The words are not exactly the same ones he spoke nine months earlier in Rocky Mount. In that gym, they had more emphasis. More energy. The crowd was closer. On the tape, you can hear King pounding on the podium, his papers rustling. The speech was not a rehearsal for the March on Washington — which wasn’t even being planned yet — but rather a testing ground for what worked. What connected. What called people to action. For that, King turned to poetry. The words “I have a dream” were adapted from Langston Hughes’s poem “I Dream a World,” rearranged for maximum impact, in a way that’s part metaphor, part prophecy, and part poetry.
“Poetry is where memory breathes,” Miller says. “So the unforgettability of that phrase goes back to what he’s taking from Langston Hughes. Without that, we just have words that come to us and leave as soon as they appear. But with metaphor and with poetry, we have something that remains.”
• • •
The Phrase remains because, eventually, it became a refrain. When King said “I have a dream” in D.C., it was popular, but it was quickly folded into the larger story of the civil rights struggle and King’s successes (Selma) and failures (Chicago). Before his death, King wondered aloud in speeches whether his dream would ever be realized. It wasn’t until after his assassination in 1968 that people started to reconnect with the phrase, which represented what might have been King’s most idealistic, hopeful, and public moment. After a federal holiday was named for him in 1986, portions of the “I Have a Dream” speech were rebroadcast on television every January, a sort of ritual. The sound, the spirit, and the repetition moved the words from the brain to the heart.
In Rocky Mount, the dream was always there, hidden away on a plastic reel. After the audio was extracted from the magnetic acetate tape, the significance of the tape itself faded into the background. (Miller has preserved it in an undisclosed location.) It’s the message that matters, not the medium. Now, anyone can listen to excerpts of the speech online. But Miller’s students at NC State find it, honestly, a little depressing. Many of the issues that King spoke about, including voting rights and racism, have become the struggles of a new era and another generation.
But in Rocky Mount, the tape has turned “I have a dream” into words that can be felt, connected to, and reckoned with. And so, on a cold February night in 2018, people gathered once again in the gymnasium where King had spoken 56 years earlier. The place has barely changed. A riser stood up front, a black curtain hanging behind it. People shuffled in. Rosa Andrews Brodie took her seat. She, like a handful of others, had been in the gym for the first speech. “The Lord just put me at this place at that time,” she said.
Several local officials talked about the legacy of King’s visit and the remarkable resurfacing of the tape.
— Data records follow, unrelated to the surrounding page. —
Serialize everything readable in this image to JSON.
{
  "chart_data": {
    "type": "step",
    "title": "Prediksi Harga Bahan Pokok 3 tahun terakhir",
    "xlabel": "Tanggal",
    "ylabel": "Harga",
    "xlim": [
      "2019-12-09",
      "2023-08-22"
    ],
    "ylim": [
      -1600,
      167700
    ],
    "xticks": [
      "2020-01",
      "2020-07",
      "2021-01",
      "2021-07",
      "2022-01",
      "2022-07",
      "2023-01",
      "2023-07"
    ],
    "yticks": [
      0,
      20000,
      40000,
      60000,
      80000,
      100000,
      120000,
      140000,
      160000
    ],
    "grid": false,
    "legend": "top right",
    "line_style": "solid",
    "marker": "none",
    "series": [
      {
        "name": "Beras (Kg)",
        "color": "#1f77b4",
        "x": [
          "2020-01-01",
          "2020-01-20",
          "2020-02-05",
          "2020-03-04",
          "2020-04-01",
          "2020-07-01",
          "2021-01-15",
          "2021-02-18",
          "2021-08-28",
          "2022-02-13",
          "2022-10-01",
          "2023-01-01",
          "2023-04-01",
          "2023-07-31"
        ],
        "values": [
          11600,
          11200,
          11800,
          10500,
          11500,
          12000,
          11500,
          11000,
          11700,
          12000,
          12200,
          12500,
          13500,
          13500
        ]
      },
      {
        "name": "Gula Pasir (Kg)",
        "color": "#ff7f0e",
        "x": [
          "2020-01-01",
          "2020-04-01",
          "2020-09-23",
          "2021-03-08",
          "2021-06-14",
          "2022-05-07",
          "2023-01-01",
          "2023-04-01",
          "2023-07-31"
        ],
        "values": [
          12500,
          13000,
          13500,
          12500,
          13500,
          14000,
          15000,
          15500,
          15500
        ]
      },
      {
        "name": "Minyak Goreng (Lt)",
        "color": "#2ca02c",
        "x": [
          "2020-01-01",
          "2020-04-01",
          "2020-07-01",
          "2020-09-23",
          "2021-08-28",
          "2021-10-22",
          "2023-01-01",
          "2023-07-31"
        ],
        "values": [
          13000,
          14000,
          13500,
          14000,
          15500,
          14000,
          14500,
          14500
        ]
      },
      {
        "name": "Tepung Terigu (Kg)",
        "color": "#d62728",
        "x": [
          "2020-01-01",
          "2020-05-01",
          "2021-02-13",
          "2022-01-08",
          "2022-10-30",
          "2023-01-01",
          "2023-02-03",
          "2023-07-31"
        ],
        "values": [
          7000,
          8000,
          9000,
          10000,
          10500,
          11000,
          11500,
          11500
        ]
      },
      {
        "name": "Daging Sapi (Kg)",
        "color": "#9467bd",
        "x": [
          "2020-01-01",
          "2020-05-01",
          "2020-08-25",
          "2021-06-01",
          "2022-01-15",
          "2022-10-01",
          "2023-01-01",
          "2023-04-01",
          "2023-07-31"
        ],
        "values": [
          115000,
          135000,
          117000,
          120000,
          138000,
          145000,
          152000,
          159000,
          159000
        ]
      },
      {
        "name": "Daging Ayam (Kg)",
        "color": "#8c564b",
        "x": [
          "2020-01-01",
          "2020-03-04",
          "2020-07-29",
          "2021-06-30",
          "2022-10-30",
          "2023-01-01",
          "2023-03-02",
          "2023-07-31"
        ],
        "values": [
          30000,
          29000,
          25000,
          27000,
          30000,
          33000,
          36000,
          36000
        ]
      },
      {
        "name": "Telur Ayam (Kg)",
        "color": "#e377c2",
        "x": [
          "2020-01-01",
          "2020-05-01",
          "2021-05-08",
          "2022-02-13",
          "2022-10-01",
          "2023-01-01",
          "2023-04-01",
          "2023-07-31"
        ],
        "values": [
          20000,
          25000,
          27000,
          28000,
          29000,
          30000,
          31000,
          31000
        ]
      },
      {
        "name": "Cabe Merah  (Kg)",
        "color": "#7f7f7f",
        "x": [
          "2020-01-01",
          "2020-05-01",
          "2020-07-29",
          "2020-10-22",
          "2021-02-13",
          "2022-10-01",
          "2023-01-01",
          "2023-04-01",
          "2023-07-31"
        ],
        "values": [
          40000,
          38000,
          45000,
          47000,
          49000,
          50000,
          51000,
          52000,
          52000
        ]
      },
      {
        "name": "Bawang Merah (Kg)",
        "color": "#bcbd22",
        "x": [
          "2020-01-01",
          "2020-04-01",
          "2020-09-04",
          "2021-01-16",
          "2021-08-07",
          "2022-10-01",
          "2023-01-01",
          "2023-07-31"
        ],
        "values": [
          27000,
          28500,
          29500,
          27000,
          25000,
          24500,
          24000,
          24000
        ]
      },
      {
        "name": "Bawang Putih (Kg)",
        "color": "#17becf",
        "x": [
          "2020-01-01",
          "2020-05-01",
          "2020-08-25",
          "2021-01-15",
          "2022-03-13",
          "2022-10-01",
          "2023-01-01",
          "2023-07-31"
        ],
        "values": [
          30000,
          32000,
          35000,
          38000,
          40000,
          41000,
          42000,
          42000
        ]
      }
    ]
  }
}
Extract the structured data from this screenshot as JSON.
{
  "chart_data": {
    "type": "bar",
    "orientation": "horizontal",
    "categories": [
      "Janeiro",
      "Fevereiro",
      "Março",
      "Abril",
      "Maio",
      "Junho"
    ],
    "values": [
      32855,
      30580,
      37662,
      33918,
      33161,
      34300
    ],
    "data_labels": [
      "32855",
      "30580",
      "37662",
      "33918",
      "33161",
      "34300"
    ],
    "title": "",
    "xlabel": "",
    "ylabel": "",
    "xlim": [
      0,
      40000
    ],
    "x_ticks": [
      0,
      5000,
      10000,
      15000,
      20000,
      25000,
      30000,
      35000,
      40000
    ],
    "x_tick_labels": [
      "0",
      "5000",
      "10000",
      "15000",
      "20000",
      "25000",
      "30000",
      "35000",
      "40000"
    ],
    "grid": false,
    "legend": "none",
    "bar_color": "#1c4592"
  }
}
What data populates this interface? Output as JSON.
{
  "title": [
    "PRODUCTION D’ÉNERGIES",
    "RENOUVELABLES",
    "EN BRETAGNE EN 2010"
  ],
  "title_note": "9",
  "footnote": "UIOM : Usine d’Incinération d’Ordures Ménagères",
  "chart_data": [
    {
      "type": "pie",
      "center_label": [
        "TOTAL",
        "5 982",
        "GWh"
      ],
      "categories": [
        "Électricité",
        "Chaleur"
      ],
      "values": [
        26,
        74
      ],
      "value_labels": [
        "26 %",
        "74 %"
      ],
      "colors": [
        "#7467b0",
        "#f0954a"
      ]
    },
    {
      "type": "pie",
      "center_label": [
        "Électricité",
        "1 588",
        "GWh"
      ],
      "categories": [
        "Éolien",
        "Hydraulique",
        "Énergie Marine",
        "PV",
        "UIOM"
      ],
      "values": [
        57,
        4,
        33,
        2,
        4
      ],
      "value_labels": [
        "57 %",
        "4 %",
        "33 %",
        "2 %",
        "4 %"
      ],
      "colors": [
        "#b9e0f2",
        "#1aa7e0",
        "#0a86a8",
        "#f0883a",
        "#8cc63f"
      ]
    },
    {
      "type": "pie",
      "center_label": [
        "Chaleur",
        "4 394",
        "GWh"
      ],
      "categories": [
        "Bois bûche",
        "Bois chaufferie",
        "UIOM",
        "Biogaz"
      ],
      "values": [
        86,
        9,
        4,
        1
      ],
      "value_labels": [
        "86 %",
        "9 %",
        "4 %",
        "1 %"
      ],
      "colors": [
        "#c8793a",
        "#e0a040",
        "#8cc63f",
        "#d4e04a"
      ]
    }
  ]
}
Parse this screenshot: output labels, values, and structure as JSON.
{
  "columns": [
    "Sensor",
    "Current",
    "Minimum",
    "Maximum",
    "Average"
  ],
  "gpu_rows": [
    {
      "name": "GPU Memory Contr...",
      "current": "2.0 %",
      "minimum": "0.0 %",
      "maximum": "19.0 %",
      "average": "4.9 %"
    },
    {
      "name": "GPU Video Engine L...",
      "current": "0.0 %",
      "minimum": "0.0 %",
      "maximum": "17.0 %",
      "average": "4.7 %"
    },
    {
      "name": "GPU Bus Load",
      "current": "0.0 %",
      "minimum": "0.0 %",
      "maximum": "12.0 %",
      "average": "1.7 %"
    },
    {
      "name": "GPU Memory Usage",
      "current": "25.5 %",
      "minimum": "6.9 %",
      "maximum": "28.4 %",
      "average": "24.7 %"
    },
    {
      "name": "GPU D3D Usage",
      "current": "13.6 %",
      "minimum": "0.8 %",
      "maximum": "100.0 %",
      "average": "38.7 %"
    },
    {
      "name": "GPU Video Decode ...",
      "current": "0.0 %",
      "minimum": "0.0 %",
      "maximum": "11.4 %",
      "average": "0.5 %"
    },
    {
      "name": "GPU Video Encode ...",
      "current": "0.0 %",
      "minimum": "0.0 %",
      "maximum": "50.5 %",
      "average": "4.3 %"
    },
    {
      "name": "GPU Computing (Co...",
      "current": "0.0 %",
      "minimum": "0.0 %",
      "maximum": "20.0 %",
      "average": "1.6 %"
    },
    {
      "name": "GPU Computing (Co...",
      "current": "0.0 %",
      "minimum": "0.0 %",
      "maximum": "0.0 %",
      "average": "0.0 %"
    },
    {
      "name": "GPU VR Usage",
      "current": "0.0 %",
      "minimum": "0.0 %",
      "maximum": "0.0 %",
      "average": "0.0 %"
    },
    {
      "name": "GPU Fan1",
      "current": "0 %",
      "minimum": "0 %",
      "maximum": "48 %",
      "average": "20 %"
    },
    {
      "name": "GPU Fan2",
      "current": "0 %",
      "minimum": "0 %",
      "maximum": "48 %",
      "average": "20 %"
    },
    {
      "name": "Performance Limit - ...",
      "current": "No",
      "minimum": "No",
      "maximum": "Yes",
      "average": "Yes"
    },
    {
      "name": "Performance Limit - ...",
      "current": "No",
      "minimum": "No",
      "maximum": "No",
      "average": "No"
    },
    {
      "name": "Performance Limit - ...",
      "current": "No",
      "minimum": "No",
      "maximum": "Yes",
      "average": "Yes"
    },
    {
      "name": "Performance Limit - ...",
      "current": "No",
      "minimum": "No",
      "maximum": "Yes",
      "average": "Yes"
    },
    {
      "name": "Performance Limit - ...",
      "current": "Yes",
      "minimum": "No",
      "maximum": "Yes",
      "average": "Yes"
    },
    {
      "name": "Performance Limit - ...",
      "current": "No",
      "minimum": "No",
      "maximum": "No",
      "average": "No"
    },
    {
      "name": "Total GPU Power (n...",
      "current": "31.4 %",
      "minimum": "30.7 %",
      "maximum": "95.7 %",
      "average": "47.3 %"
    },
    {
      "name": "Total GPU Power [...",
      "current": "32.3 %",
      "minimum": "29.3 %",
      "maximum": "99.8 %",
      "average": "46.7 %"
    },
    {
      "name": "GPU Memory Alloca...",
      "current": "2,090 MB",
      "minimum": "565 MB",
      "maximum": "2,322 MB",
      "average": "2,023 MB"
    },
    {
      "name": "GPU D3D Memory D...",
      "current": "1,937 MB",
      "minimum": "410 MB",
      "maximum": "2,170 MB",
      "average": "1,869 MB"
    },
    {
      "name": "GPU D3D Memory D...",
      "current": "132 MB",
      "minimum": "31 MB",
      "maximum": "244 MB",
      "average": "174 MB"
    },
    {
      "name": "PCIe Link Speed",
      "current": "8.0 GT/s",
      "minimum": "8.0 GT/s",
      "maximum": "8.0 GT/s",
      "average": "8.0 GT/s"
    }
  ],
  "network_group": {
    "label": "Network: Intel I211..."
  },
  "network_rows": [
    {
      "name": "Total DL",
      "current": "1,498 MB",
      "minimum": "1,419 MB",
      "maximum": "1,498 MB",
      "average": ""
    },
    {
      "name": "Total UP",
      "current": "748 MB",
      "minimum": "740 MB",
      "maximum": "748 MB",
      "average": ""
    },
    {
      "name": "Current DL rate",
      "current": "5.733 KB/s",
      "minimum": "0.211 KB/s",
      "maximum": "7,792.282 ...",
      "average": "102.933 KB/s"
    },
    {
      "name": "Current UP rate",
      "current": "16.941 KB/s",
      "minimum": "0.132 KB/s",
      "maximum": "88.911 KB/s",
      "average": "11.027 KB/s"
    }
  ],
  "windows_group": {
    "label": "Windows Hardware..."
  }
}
Miller gave a hearty thank-you to the people of Rocky Mount and to the film crew that was present to record what happened next: The lights lowered. Someone pushed play. And for the second time, King’s words filled the gymnasium. The audience reacted with joy and laughter, “yeahs,” and applause, just like the first time. And the crowd was brought to its feet by King’s conclusion: “Thank God Almighty, we are free at last.”
That left Herbert Tillman — despite the years, the hindsight, the bad and the good — feeling the same way he had as a teenager in this place decades before. “I love it, I love it, I love it,” he said. “If that doesn’t inspire you, I don’t know what to say.”